Piazza Affari vivrà oggi una giornata di attesa per le decisioni di Bank of Japan e Federal Reserve. Dal punto di vista macro economico, la giornata potrebbe offrire qualche spunto interessante solo dalla lettura dei dati provenienti da oltreoceano, essendo la finanza europea "scarica" di appuntamenti di rilievo. Tuttavia l’Ocse fornirà in mattinata delle interessanti previsioni sull’economia globale. Nel dopo pranzo europeo arriveranno le analisi sui mutui americani, e soprattutto i dati sulle scorte di petrolio greggio detenute dalle industrie. A borse europee chiuse arriveranno poi le parole di Janet Yellen e sapremo se la Fed ha deciso di aumentare i tassi di interesse o meno.

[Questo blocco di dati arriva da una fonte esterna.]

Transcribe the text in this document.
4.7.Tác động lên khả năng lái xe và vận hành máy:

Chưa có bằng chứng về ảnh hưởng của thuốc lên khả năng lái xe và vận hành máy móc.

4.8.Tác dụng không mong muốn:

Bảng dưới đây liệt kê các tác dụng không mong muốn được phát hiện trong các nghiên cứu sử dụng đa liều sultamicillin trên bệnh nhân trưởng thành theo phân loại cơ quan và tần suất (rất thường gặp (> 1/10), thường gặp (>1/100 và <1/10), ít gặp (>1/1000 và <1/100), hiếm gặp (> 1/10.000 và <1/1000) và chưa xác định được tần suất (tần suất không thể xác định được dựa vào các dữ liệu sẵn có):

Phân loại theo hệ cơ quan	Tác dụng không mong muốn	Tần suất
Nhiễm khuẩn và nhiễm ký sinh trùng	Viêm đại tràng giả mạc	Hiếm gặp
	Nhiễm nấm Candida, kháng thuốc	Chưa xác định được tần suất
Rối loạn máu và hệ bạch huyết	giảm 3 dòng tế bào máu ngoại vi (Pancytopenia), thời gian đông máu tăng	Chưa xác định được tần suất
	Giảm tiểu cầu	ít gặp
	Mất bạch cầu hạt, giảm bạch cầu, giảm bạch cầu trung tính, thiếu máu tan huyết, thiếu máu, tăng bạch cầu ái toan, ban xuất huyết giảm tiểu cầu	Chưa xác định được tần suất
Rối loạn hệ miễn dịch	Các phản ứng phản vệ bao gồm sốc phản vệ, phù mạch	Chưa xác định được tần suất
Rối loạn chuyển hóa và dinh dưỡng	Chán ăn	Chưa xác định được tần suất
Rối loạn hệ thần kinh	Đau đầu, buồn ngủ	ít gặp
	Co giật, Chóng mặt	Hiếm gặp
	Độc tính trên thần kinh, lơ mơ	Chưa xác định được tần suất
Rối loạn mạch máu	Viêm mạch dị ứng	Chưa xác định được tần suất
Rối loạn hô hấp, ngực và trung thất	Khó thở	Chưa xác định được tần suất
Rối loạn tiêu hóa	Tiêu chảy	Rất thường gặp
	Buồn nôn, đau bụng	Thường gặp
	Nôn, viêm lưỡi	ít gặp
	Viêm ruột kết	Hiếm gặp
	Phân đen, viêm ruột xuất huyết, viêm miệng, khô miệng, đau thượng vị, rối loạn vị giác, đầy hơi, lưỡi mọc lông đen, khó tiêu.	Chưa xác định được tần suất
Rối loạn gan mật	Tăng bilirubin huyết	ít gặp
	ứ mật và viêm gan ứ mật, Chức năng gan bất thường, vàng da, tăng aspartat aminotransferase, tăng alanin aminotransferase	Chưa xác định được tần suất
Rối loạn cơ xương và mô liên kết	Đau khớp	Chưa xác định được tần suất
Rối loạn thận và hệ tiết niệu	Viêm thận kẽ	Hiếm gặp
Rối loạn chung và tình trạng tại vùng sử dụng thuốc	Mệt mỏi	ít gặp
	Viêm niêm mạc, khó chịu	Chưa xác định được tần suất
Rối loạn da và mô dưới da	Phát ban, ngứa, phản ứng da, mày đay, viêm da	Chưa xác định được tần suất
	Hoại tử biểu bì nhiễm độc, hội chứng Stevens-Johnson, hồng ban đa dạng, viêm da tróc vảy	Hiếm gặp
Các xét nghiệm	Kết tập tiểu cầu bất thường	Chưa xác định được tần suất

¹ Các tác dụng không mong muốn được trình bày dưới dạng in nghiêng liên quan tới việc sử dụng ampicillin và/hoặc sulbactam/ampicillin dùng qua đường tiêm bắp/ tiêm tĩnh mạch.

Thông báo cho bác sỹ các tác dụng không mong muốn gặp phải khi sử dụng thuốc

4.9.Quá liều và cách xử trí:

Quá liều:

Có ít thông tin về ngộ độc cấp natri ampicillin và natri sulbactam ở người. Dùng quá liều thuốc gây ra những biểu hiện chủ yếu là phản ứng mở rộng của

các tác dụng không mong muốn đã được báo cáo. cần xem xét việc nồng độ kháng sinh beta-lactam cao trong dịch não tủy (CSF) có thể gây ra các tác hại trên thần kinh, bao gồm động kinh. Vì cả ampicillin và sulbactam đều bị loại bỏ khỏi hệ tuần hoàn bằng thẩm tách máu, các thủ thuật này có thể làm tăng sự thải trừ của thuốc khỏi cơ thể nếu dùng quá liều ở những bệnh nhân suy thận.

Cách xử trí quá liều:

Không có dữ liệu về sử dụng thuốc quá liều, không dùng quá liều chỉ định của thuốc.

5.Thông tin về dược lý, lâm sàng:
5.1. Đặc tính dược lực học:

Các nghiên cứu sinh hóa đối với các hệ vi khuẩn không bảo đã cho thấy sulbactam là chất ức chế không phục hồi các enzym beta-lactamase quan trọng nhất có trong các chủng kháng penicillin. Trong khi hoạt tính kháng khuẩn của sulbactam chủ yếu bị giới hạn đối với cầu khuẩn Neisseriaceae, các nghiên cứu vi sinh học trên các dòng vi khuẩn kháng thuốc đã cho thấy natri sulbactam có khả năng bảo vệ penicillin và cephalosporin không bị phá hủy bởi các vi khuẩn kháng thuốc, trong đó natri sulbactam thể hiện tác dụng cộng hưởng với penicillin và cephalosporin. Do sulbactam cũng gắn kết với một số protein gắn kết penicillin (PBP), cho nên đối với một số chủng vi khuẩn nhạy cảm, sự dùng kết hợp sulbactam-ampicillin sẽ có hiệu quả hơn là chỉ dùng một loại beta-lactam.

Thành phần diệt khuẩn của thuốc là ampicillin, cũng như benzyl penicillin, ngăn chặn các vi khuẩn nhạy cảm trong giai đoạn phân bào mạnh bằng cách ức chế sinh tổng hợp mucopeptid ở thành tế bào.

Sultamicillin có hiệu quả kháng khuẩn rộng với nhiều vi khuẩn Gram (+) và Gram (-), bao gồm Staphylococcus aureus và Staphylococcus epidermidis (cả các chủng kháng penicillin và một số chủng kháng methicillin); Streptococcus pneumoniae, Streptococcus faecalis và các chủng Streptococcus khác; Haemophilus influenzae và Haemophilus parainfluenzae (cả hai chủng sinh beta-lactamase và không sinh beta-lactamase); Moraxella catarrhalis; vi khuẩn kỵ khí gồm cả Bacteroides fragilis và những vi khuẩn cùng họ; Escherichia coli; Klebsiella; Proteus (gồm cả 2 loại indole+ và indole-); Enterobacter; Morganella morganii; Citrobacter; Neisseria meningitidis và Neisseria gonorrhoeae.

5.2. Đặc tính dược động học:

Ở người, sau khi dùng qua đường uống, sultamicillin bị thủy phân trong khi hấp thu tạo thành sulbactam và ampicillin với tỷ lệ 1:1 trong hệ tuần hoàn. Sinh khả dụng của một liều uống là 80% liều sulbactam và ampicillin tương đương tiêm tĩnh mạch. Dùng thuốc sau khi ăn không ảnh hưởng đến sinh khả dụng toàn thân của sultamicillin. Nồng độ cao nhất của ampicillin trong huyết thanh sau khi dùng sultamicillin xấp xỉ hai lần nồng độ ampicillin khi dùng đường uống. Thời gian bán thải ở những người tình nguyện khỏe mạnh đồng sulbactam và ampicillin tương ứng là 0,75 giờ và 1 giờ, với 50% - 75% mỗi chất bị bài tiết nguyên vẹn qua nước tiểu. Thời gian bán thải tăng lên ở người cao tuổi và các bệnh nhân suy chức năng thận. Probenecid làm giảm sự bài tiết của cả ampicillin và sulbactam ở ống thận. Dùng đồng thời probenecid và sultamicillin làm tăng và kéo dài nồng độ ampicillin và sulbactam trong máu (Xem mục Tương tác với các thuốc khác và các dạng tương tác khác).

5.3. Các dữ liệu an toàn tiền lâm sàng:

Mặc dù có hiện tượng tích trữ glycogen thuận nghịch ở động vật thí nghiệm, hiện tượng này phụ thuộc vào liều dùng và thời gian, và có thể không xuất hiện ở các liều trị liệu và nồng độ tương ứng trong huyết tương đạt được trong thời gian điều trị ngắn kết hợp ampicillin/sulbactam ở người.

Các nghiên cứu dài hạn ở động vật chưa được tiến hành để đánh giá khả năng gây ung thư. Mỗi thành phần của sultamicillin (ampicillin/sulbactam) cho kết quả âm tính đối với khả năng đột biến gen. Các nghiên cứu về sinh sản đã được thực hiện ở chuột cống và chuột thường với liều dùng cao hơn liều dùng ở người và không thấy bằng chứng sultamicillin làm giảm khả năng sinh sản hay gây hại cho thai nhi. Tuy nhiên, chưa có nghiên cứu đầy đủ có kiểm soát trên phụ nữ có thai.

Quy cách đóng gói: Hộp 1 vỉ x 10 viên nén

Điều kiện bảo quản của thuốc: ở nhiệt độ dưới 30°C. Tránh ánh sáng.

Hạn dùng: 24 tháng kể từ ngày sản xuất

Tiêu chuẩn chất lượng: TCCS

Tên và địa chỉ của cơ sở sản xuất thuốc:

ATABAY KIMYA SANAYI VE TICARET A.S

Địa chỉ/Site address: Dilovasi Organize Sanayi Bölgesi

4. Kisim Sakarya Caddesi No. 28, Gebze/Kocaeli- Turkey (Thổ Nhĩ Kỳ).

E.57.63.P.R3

L’esempio della paura che attanaglia gli operatori commerciali sul fronte delle decisioni della Federal, è stata lampante con la chiusura di ieri. Tutte le borse europee erano partite bene, ma con il passare delle ore però l’indecisione che ancora rimane altissima su quanto deciderà il Board americano ha depresso i mercati. A Milano, inoltre, l’ondata delle vendite ha interessato pesantemente i bancari. Alla fine il Ftse Mib ha perso l’1,17%. Ennesima giornata di passione per Mps che a fine giornata archivia un altro importante calo, figlio della mancanza di volontà del nuovo consiglio di amministrazione di discutere celermente del nuovo piano industriale: il titolo della banca toscana abbandona persino quota 0,20 per azione e in chiusura registra una quotazione inferiore ai 19 centesimi.

Il differenziale tra Bund tedeschi e Btp italiani è sceso sotto i 130 punti base, stabilizzandosi a quota 127.